Le déploiement de DCP dans des zones moins propices à l’échouage pourrait diminuer leur perte.

© Marie-Lepoittevin, TAAF

Bloc de texte


Les chercheurs souhaitent de ce fait mettre en œuvre une action plus préventive : interdire les déploiements de DCP dans des zones précises. Le fait d’immerger ces dispositifs dans certaines régions génère en effet des risques importants d’échouage du fait des courants océaniques. « Nous avons établi dans une précédente publication que l’interdiction de ces déploiements à des régions précises fait diminuer le taux d’échouage de 20 à 40 %, assure Taha Imzilen. Les activités de pêche sont relativement faibles sur ces zones et leur fermeture devrait avoir un impact peu important sur les captures. »
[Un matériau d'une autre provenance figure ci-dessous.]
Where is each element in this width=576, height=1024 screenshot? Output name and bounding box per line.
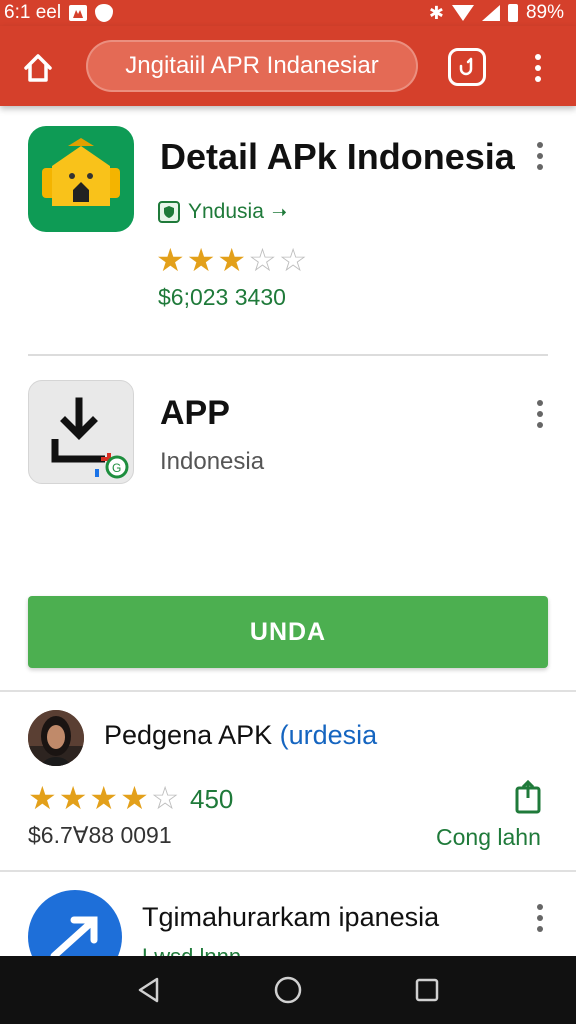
star-filled-icon: ★ [156,242,185,278]
recents-button[interactable] [407,970,447,1010]
section-divider [0,870,576,872]
more-vert-icon [535,54,541,60]
home-icon [24,54,52,82]
more-vert-dot [535,76,541,82]
card1-menu-button[interactable] [530,138,550,174]
share-icon[interactable] [514,780,542,814]
star-filled-icon: ★ [217,242,247,278]
app-title: Detail APk Indonesia [160,136,515,177]
more-vert-icon [537,904,543,910]
review-count: 450 [190,784,234,814]
star-filled-icon: ★ [186,242,216,278]
app2-title: APP [160,394,230,432]
system-nav-bar [0,956,576,1024]
app-bar: Jngitaiil APR Indanesiar [0,26,576,106]
home-button[interactable] [18,48,58,88]
status-right: ✱ 89% [429,2,564,24]
star-empty-icon: ☆ [278,242,308,278]
home-circle-icon [274,976,302,1004]
review-rating: ★ ★ ★ ★ ☆ [28,782,179,814]
card2-menu-button[interactable] [530,396,550,432]
overflow-menu-button[interactable] [528,48,548,88]
star-filled-icon: ★ [120,780,149,816]
notification-icon [69,5,88,21]
app2-subtitle: Indonesia [160,448,265,475]
more-vert-dot [537,153,543,159]
avatar-image [28,710,84,766]
status-time: 6:1 eel [4,2,62,23]
app-icon-download[interactable]: G [28,380,134,484]
hook-icon [459,57,473,76]
status-bar: 6:1 eel ✱ 89% [0,0,576,26]
section-divider [0,690,576,692]
review-title-main: Pedgena APK [104,720,280,750]
vpn-shield-icon [95,4,114,22]
divider [28,354,548,356]
more-vert-dot [537,915,543,921]
review-price: $6.7∀88 0091 [28,822,172,848]
more-vert-dot [537,164,543,170]
star-filled-icon: ★ [58,780,88,816]
star-empty-icon: ☆ [248,242,277,278]
status-left: 6:1 eel [4,2,114,24]
more-vert-dot [535,65,541,71]
back-button[interactable] [129,970,169,1010]
hook-button[interactable] [448,48,486,86]
bluetooth-icon: ✱ [428,2,444,23]
review-title-link[interactable]: (urdesia [280,720,378,750]
svg-text:G: G [112,461,121,475]
more-vert-dot [537,411,543,417]
card4-menu-button[interactable] [530,900,550,936]
arrow-right-icon: ➝ [271,201,287,222]
recents-icon [415,978,438,1002]
signal-icon [481,5,500,21]
verified-shield-icon [158,201,180,223]
battery-percent: 89% [525,2,564,23]
more-vert-dot [537,926,543,932]
star-empty-icon: ☆ [150,780,180,816]
wifi-icon [451,5,474,21]
more-vert-icon [537,142,543,148]
app-price: $6;023 3430 [158,284,286,310]
back-icon [139,977,159,1003]
more-vert-icon [537,400,543,406]
app-house-icon [42,138,120,206]
card1-rating: ★ ★ ★ ☆ ☆ [156,244,307,276]
verified-developer[interactable]: Yndusia ➝ [158,200,287,224]
install-button[interactable]: UNDA [28,596,548,668]
search-field[interactable]: Jngitaiil APR Indanesiar [86,40,418,92]
app-icon-detail[interactable] [28,126,134,232]
more-vert-dot [537,422,543,428]
search-text: Jngitaiil APR Indanesiar [125,52,379,79]
star-filled-icon: ★ [89,780,119,816]
review-title[interactable]: Pedgena APK (urdesia [104,720,377,751]
app4-title: Tgimahurarkam ipanesia [142,902,440,932]
share-label[interactable]: Cong lahn [436,824,541,851]
avatar[interactable] [28,710,84,766]
home-nav-button[interactable] [268,970,308,1010]
verified-label: Yndusia [188,200,264,223]
download-icon: G [51,397,129,479]
star-filled-icon: ★ [28,780,57,816]
battery-icon [507,4,518,22]
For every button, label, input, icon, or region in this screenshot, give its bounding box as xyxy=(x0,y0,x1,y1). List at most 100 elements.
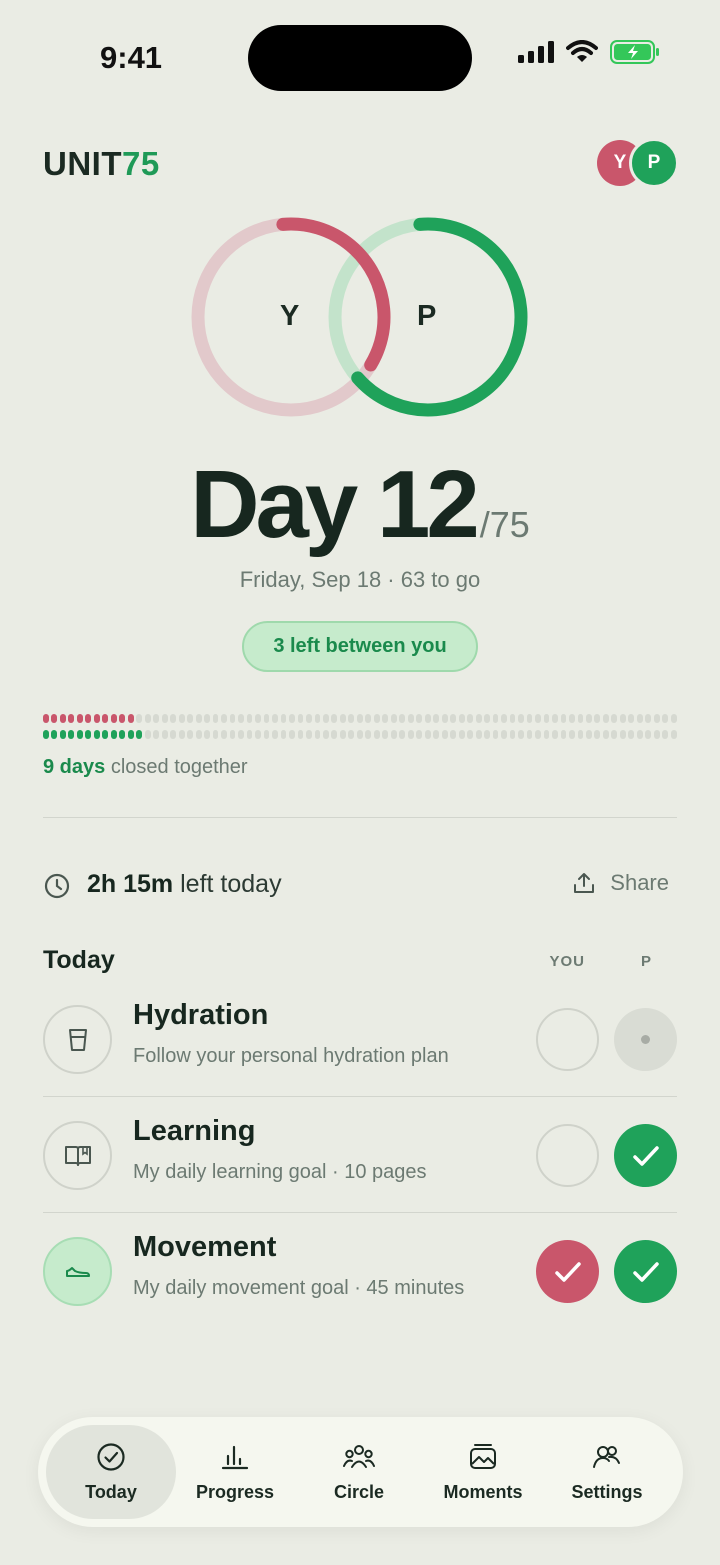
avatar-partner[interactable]: P xyxy=(629,138,679,188)
task-hydration[interactable]: Hydration Follow your personal hydration… xyxy=(43,995,677,1111)
streak-dot xyxy=(136,730,143,739)
streak-dot xyxy=(187,714,194,723)
streak-dot xyxy=(322,730,329,739)
tab-label: Progress xyxy=(195,1481,275,1502)
streak-dot xyxy=(212,714,219,723)
streak-dot xyxy=(382,730,389,739)
streak-dot xyxy=(450,714,457,723)
tab-settings[interactable]: Settings xyxy=(542,1425,672,1519)
avatar-group[interactable]: Y P xyxy=(597,138,679,188)
tab-label: Settings xyxy=(571,1481,643,1502)
streak-dot xyxy=(569,714,575,723)
streak-dot xyxy=(407,714,414,723)
streak-dot xyxy=(178,714,185,723)
battery-charging-icon xyxy=(610,40,659,64)
brand-accent: 75 xyxy=(122,145,160,182)
streak-dot xyxy=(586,730,592,739)
tab-circle[interactable]: Circle xyxy=(294,1425,424,1519)
streak-dot xyxy=(611,714,618,723)
streak-dot xyxy=(119,730,126,739)
streak-dot xyxy=(484,730,490,739)
streak-dot xyxy=(314,714,321,723)
streak-dot xyxy=(339,714,346,723)
streak-dot xyxy=(51,730,58,739)
bar-chart-icon xyxy=(221,1445,249,1469)
streak-dot xyxy=(144,730,151,739)
streak-dot xyxy=(272,714,278,723)
book-icon xyxy=(43,1121,112,1190)
you-check-toggle[interactable] xyxy=(536,1240,599,1303)
you-ring-label: Y xyxy=(280,300,300,332)
cup-icon xyxy=(43,1005,112,1074)
streak-dot xyxy=(458,714,465,723)
streak-dot xyxy=(297,730,304,739)
streak-dot xyxy=(441,714,448,723)
time-left-text: 2h 15m left today xyxy=(87,870,282,899)
streak-dot xyxy=(59,730,66,739)
streak-dot xyxy=(297,714,304,723)
streak-dot xyxy=(246,730,253,739)
task-subtitle: My daily learning goal · 10 pages xyxy=(133,1161,427,1183)
streak-dot xyxy=(662,730,669,739)
streak-dot xyxy=(221,714,227,723)
streak-dot xyxy=(238,714,244,723)
streak-dot xyxy=(670,730,677,739)
time-left-value: 2h 15m xyxy=(87,870,174,898)
streak-dot xyxy=(399,714,406,723)
users-settings-icon xyxy=(593,1445,620,1468)
rings-svg xyxy=(191,217,528,417)
streak-dot xyxy=(458,730,465,739)
streak-days: 9 days xyxy=(43,756,106,778)
you-check-toggle[interactable] xyxy=(536,1124,599,1187)
share-button[interactable]: Share xyxy=(572,870,669,896)
streak-dot xyxy=(263,714,270,723)
task-subtitle: My daily movement goal · 45 minutes xyxy=(133,1277,465,1299)
streak-dot xyxy=(348,730,355,739)
progress-rings: Y P xyxy=(180,205,540,430)
streak-dot xyxy=(280,730,287,739)
divider xyxy=(43,1096,677,1097)
signal-icon xyxy=(518,41,554,63)
time-left-suffix: left today xyxy=(173,870,282,898)
task-learning[interactable]: Learning My daily learning goal · 10 pag… xyxy=(43,1111,677,1227)
streak-dot xyxy=(526,730,533,739)
streak-dot xyxy=(43,730,49,739)
check-circle-icon xyxy=(97,1442,125,1471)
tab-today[interactable]: Today xyxy=(46,1425,176,1519)
streak-dot xyxy=(102,730,109,739)
task-title: Movement xyxy=(133,1231,277,1263)
partner-check-done xyxy=(614,1240,677,1303)
streak-dot xyxy=(594,730,601,739)
streak-dot xyxy=(670,714,677,723)
streak-dot xyxy=(229,714,236,723)
task-title: Learning xyxy=(133,1115,256,1147)
streak-dot xyxy=(535,730,541,739)
tab-moments[interactable]: Moments xyxy=(418,1425,548,1519)
streak-dot xyxy=(238,730,244,739)
streak-dot xyxy=(51,714,58,723)
status-time: 9:41 xyxy=(100,40,163,75)
streak-dot xyxy=(255,714,261,723)
streak-dot xyxy=(93,730,100,739)
streak-dot xyxy=(59,714,66,723)
streak-dot xyxy=(170,714,177,723)
streak-dot xyxy=(373,714,380,723)
streak-dot xyxy=(306,714,312,723)
streak-dot xyxy=(195,730,202,739)
checkmark-icon xyxy=(554,1261,581,1282)
streak-dot xyxy=(102,714,109,723)
tab-progress[interactable]: Progress xyxy=(170,1425,300,1519)
streak-dot xyxy=(76,714,83,723)
streak-dot xyxy=(212,730,219,739)
streak-dot xyxy=(594,714,601,723)
streak-dot xyxy=(433,730,440,739)
streak-dot xyxy=(586,714,592,723)
column-partner: P xyxy=(640,953,651,970)
streak-dot xyxy=(416,730,423,739)
task-movement[interactable]: Movement My daily movement goal · 45 min… xyxy=(43,1227,677,1343)
time-left-row: 2h 15m left today Share xyxy=(43,866,677,906)
streak-dot xyxy=(263,730,270,739)
streak-dot xyxy=(110,730,117,739)
share-label: Share xyxy=(610,870,669,895)
you-check-toggle[interactable] xyxy=(536,1008,599,1071)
Cette stratégie, alliant prévention à travers la fermeture des zones de déploiement et récupération des DCP, pourrait constituer un moyen de réduire la pollution générée par ces dispositifs. Elle entre de manière plus générale dans la volonté de l’industrie thonière et des autorités locales concernées de réduire l’impact environnemental de ces pratiques de pêche.